5 year old buck +
More great info thanks Yoderjac!I'm not sure I would do it that way. I have tried long active extender USB cables and I found the PC bases tends to hang. I also want to have access to the base rather than putting it outside. It may also depend on what other USB devices you are running on your computer.
I don't buy my cables from BEC. I buy them from L-Com. Depending on the length of your cable run, you can get 200 or 400 series rf cable. I don't have any issue connecting the 400 series cable I got from them to my PC Base. It is a one time connection. The USB, I have had to unplug and replug from time to time if a power outage or surge or something locks it up. It doesn't happen often, but I don't want to be going up an antenna mast when it does. There is no problem using a long (but in spec) passive USB cable so that the PC base is inside the structure so your RF cable is shorter than it would be otherwise.
Also consider what kind of antennas you want to use. I buy them from L-Com as well. If your cameras are all in the same general direction, you should get a yagi for the base. The size of the yagi (in db) will depend on how wide of an angle the cameras are at. He higher power the antenna, the narrower the beam width. IF the cameras are distributed around the PC base location you can use an Omni. You can get them as high as 8 db.
I think with the X80 series, they come with a rubber ducky rather than a 6 db yagi. You can use as large of a yagi (in db) as you want on a camera that only talks to the PC base. You just need to point it at the base. 900 mhz does not bend much. 6db and 9db yagi antennas are fairly small. When you get to 13 db, the physical size increases significantly.
Finally, keep in mind that any camera can be used as a repeater. So, you can route the signal from on camera to another camera closer than the base, and from that router camera , back to the base. You would typically use an Omni on a router camera. You can route multiple terminal cameras through a routing camera. The key here is sizing the solar. RF transmission uses more power to transmit pictures than the camera uses to take pictures. So, a routing camera uses a lot of power. Fortunately the X80 series is 12-volt. This makes solar much easier than with my X-series. Again, I don't buy BEC solar panels any more. They work fine for a terminal camera if it is not programmed to take pictures quickly in high resolution in a high traffic area. You need to balance the picture load with the available power. So, I've gone to buying 60 watt solar panels with their own PWM or MPPT charge controller and connect them to the external battery. As I recall, the X80 only uses external batteries.

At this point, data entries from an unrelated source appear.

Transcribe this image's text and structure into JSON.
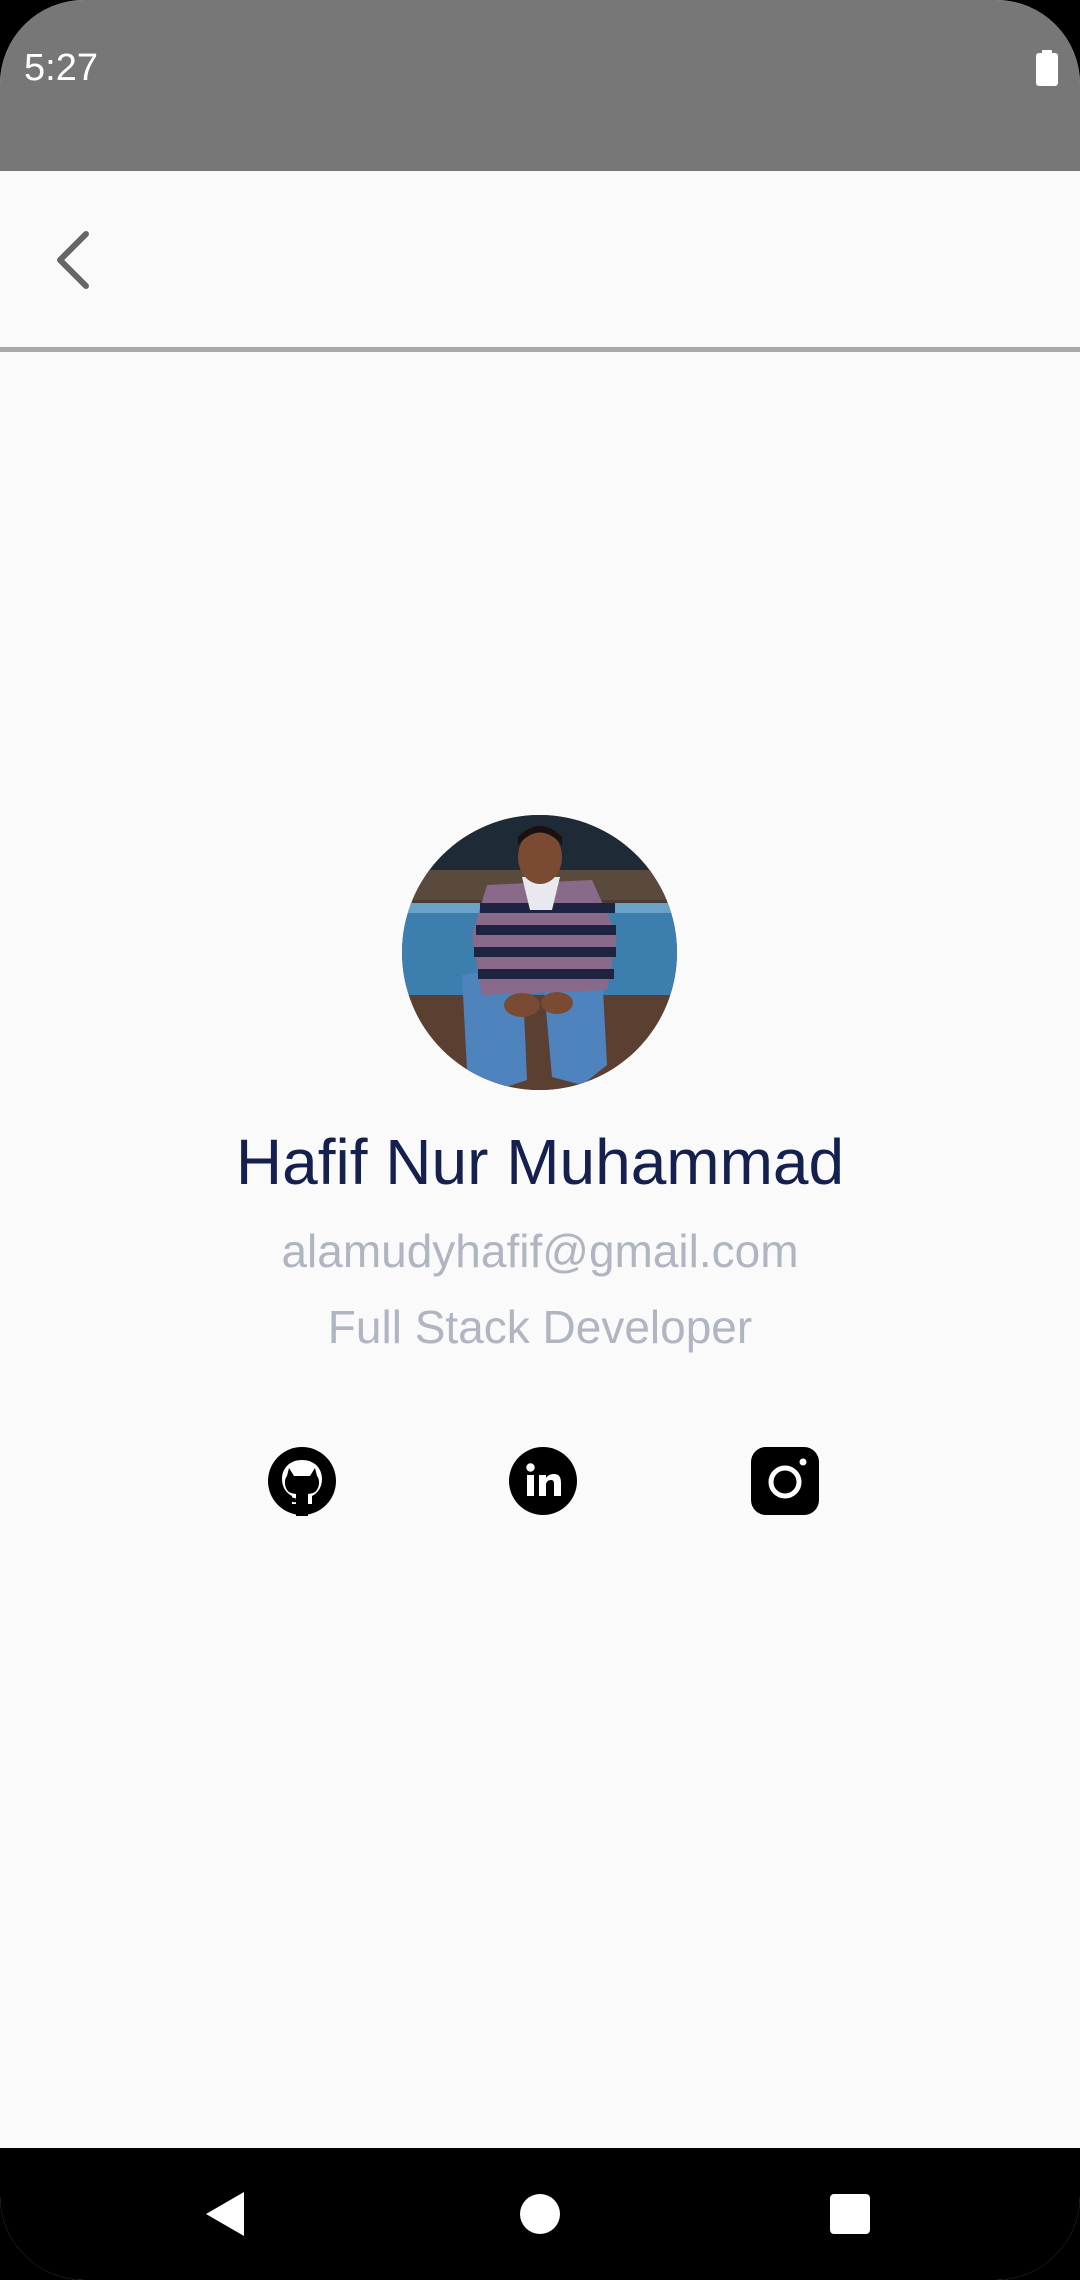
{
  "status_bar": {
    "time": "5:27",
    "icons": [
      "battery-icon"
    ]
  },
  "app_bar": {
    "back_icon": "chevron-left-icon"
  },
  "profile": {
    "name": "Hafif Nur Muhammad",
    "email": "alamudyhafif@gmail.com",
    "role": "Full Stack Developer",
    "avatar": "profile-photo"
  },
  "social_links": [
    {
      "icon": "github-icon"
    },
    {
      "icon": "linkedin-icon"
    },
    {
      "icon": "instagram-icon"
    }
  ],
  "nav_bar": {
    "icons": [
      "back-triangle-icon",
      "home-circle-icon",
      "recents-square-icon"
    ]
  },
  "colors": {
    "status_bar": "#777777",
    "background": "#fafafa",
    "divider": "#a9a9a9",
    "name_text": "#15204f",
    "secondary_text": "#b0b5c2",
    "nav_bar": "#000000"
  }
}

SLA batteries form sulfate crystals if left at a low charge for any length of time. This significantly reduces battery life. I like to keep my batteries above 80% charge. This means when the load get heavy and the battery drains, I want the solar panel to take it back to full charge quickly. When you get multiple cloudy days in a row with bad weather, the drain continues with little recharge. Larger capacity batteries (AH) take longer to loose less of a percentage of their charge. I've found a 60 watt panel works well in my area to keep even routing camera batteries charged. I use a 5 minute delay between pictures. The reason for this is that I'm collecting data for QDM decisions and I need to be able to compare data from year to year. I found 5 minutes works well for this. Whatever you choose for a delay, will impact your power management. More pictures means more RF transmission.
As I say, I only have one X80 and many Orions, so I'm less familiar with the X80 than the orions.
Hope this helps,
I should have used terms like diffract and penetrate versus bending but 900 feels like it will be fine for my wooded area and short hops.
I have no intentions of putting the pc base outside just the antenna. I have access to a suite of RF mapping tools that I will play around with and that will ultimately determine the route I take. The hope is that I can use as much stock items as possible. Do you find L-com has better pricing than BEC?
I have yet to contact BEC all preliminary planning at this stage. I am having trouble seeing what their solar panels are rated for. I think I would want most of mine to transmit more often than on a 5 minute delay. Do you feel the BEC panel would not be effective at this type of rate? As luck would have it I do have a 200W solar panel given to me by First Solar. We have an indoor fiber antenna system installed at their manufacturing and testing facility that I work on from time to time. They were showing me the testing area. I half jokingly asked for a panel and they obliged. If I had only known. Would be overkill but I could use this in some fashion.
Early indicators say that most of the hops would be spread out in a 180 degree path from the PC base antenna.
One other thing of note is I have access to an unlimited supply of rechargeable 6V SLA batteries. Any thoughts on running these in parallel versus purchasing all new 12v?